Benni appeared rather to be amused by his discomfiture. The wilderness is an innocent environment whatever else he exposes there; he doesn't know what goes on in the real world. Doesn't know it's become quite trendy to adopt a black child, or an orphan from, say, Sarajevo or India. She could tell him it proves something. But in Lyndsay's instance, she can't hazard what.
She sees he won't oppose – whatever Lyndsay decides, he is convinced is all right. For Nicholas: he doesn't decide, for Nicholas. She should, she wants – fuck him if he doesn't put his child first, above all the orphans in the world – to turn on him angrily but she does not. In this life put together since the time he went home again, out of touch, there is still, underneath, something between him and the woman who is his mother that shuts out everyone. He's here in the bedroom but the lines are down.
Whatever it is she wanted to prove by adopting in old age, and on her own, a child who might die and whose physical possibilities of growing up with the birthright of a female, clitoris, labia, and vagina, must be damaged however clever the surgery was, his mother's choice isn't an easy one.

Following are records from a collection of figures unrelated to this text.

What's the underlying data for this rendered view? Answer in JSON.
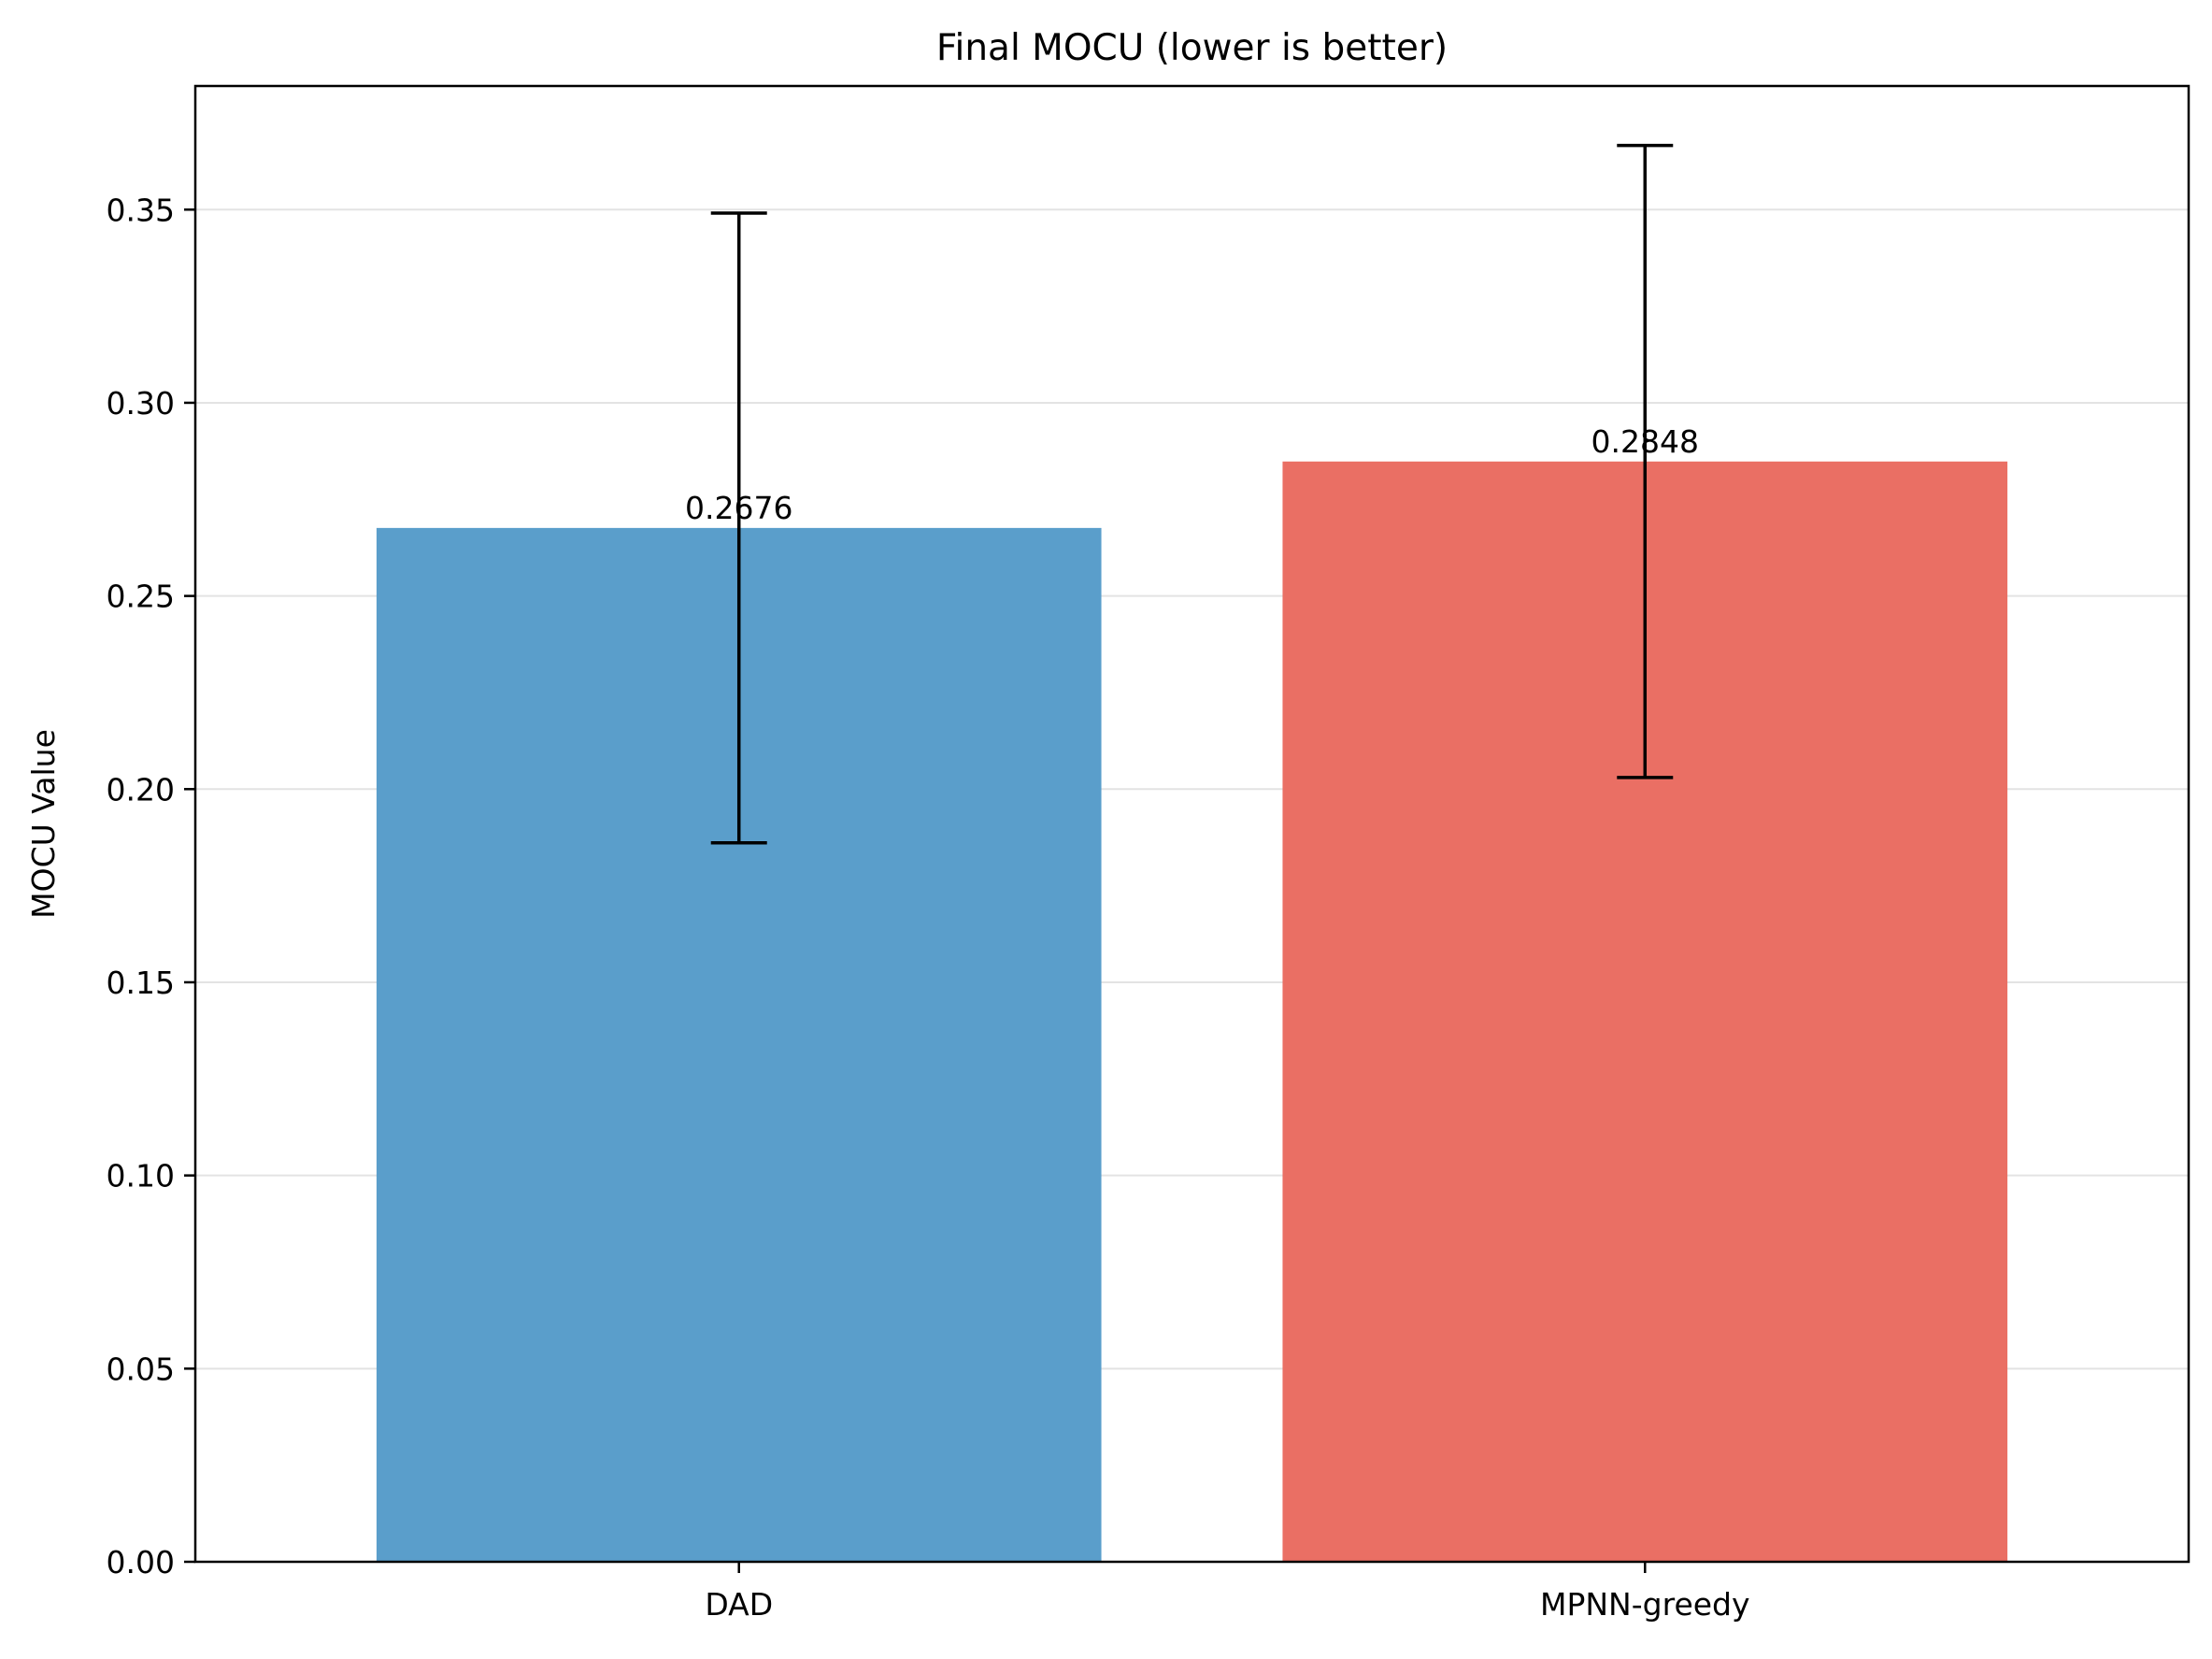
{
  "chart_data": {
    "type": "bar",
    "title": "Final MOCU (lower is better)",
    "xlabel": "",
    "ylabel": "MOCU Value",
    "categories": [
      "DAD",
      "MPNN-greedy"
    ],
    "values": [
      0.2676,
      0.2848
    ],
    "value_labels": [
      "0.2676",
      "0.2848"
    ],
    "error": [
      0.0815,
      0.0818
    ],
    "colors": [
      "#5a9ecb",
      "#ea6f64"
    ],
    "ylim": [
      0,
      0.382
    ],
    "yticks": [
      0,
      0.05,
      0.1,
      0.15,
      0.2,
      0.25,
      0.3,
      0.35
    ],
    "ytick_labels": [
      "0.00",
      "0.05",
      "0.10",
      "0.15",
      "0.20",
      "0.25",
      "0.30",
      "0.35"
    ],
    "grid": "y",
    "legend": "none"
  }
}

This bright and beguiling little girl is self-willed in excess of her size and approximate age, manipulative, a show-off in the spotlight of demanded attention and the next half-hour gloweringly withdrawn. – Just plain naughty. – The foster-mother/grandmother laughs even when exasperated.

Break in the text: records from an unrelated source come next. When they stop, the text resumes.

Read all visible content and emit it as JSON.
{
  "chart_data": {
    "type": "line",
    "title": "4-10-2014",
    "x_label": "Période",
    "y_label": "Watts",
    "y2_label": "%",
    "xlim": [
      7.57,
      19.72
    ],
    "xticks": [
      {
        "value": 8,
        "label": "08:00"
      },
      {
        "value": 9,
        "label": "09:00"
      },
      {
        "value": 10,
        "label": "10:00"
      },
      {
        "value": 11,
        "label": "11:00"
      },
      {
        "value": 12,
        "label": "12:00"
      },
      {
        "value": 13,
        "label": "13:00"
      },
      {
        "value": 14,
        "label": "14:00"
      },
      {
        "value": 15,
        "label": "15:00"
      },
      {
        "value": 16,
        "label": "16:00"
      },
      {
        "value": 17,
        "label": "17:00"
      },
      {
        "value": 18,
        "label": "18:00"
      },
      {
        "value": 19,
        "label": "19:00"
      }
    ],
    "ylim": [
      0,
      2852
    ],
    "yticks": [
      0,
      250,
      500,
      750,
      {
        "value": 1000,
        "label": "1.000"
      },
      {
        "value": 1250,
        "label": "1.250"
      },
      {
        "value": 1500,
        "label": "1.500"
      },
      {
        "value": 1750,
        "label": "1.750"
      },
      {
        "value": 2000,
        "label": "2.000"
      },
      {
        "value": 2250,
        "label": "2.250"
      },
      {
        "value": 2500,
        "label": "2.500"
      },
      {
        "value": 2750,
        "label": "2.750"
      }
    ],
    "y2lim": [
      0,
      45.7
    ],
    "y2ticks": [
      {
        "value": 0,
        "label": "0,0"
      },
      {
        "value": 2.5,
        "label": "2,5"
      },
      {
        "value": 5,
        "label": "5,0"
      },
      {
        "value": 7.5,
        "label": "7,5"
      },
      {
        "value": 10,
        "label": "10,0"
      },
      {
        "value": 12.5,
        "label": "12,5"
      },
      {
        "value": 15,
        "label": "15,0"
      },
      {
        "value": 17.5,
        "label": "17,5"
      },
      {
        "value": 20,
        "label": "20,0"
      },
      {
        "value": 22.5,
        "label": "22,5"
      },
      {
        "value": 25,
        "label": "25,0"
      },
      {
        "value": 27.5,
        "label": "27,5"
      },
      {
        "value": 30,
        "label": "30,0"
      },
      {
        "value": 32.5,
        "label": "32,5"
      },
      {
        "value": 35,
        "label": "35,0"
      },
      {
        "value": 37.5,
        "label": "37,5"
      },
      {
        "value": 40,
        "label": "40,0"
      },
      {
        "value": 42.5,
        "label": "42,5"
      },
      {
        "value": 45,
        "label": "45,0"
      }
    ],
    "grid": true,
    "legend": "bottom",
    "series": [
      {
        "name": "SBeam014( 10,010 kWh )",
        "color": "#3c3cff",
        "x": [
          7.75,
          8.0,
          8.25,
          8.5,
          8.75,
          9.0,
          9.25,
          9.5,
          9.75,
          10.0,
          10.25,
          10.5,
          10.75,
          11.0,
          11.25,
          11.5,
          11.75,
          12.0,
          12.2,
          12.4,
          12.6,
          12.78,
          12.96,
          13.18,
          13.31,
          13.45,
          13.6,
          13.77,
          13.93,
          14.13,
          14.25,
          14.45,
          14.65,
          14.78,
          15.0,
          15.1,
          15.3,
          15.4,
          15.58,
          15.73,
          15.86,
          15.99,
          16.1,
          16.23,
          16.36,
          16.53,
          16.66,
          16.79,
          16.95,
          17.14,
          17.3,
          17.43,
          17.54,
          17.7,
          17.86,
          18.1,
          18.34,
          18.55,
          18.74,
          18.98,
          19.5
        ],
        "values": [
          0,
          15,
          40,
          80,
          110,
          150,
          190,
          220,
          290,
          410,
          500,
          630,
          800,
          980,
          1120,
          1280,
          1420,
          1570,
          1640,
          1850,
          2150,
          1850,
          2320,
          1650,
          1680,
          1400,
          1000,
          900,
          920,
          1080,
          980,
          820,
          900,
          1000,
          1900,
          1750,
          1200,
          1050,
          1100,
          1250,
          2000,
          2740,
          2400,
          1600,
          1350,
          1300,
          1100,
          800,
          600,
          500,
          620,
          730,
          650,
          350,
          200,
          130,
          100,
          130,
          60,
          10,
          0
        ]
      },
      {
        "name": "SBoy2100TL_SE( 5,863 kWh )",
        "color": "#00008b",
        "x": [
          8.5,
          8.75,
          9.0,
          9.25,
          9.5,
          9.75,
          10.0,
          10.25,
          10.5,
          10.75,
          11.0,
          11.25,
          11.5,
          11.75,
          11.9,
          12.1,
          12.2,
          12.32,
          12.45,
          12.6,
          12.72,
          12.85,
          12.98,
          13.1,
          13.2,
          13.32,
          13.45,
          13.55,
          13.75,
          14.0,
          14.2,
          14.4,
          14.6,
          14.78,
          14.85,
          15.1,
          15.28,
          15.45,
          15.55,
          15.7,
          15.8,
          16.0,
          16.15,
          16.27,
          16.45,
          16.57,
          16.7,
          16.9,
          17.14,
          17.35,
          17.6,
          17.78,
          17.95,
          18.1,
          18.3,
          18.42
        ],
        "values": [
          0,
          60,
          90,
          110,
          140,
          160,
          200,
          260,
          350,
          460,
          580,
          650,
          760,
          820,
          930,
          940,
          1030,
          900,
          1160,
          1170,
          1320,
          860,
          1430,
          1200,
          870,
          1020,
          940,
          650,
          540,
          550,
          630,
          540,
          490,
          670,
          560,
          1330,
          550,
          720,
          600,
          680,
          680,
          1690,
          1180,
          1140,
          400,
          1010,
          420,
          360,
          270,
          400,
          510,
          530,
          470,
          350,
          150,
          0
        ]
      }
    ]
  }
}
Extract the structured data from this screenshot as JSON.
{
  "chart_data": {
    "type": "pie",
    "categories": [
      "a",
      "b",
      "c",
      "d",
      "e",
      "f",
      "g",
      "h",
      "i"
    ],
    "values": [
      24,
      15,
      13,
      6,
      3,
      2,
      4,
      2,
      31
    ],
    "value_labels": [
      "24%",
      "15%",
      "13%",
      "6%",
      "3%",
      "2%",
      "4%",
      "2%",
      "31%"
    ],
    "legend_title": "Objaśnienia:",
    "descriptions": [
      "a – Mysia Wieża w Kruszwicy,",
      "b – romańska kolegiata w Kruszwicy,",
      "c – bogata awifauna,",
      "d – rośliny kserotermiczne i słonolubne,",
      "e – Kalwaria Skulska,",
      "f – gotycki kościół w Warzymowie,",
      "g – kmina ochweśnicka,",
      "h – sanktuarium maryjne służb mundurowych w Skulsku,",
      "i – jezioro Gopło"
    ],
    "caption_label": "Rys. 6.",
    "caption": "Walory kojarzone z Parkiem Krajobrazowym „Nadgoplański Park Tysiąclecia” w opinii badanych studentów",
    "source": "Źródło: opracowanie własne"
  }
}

Who knows if the virus covertly hunts this child down as rogue cells may still be holed up somewhere along his bloodstream. His mother is an old hand at interpreting prognosis, monitoring it coming about either in its negative or positive proof, back in the quarantine, his. And as then, she somehow establishes, creates ordinariness in this other unwelcome metamorphosis of a family – Adrian missing, some other being added – out of uncertainty, the unresolved. Which surely you've learnt by example of ecological solutions, is a condition of existence? No? Is she compensating for lack loss of him, Adrian – is he coming back? Is she punishing Adrian by showing she makes bolder choices than his, going all the way to the exhibition (no less) of extreme moral choice, taking on some child not orphaned but even worse, abandoned, and still further from human to inhuman act, a victim raped, disease-infected, while in the state of total innocence. Is his mother showing off; as the showing-off, the rages, the defiance of the flirtatious round-eyed, soft-mouthed near-baby is a punishment of whoever conceived her, abandoned her, thrust and tore open her body, planted a virus there.
Lyndsay takes Nickie and Klara to the zoo. Klara demands, The sa-el, the sa-el, and Lyndsay corrects her. The two children raise a chant: The see-al, the see-al! Other visitors smile at the little scene, assuaging pleasantly their guilt of the past when the zoo was closed to blacks except on one day a week and black and white children did not chant together.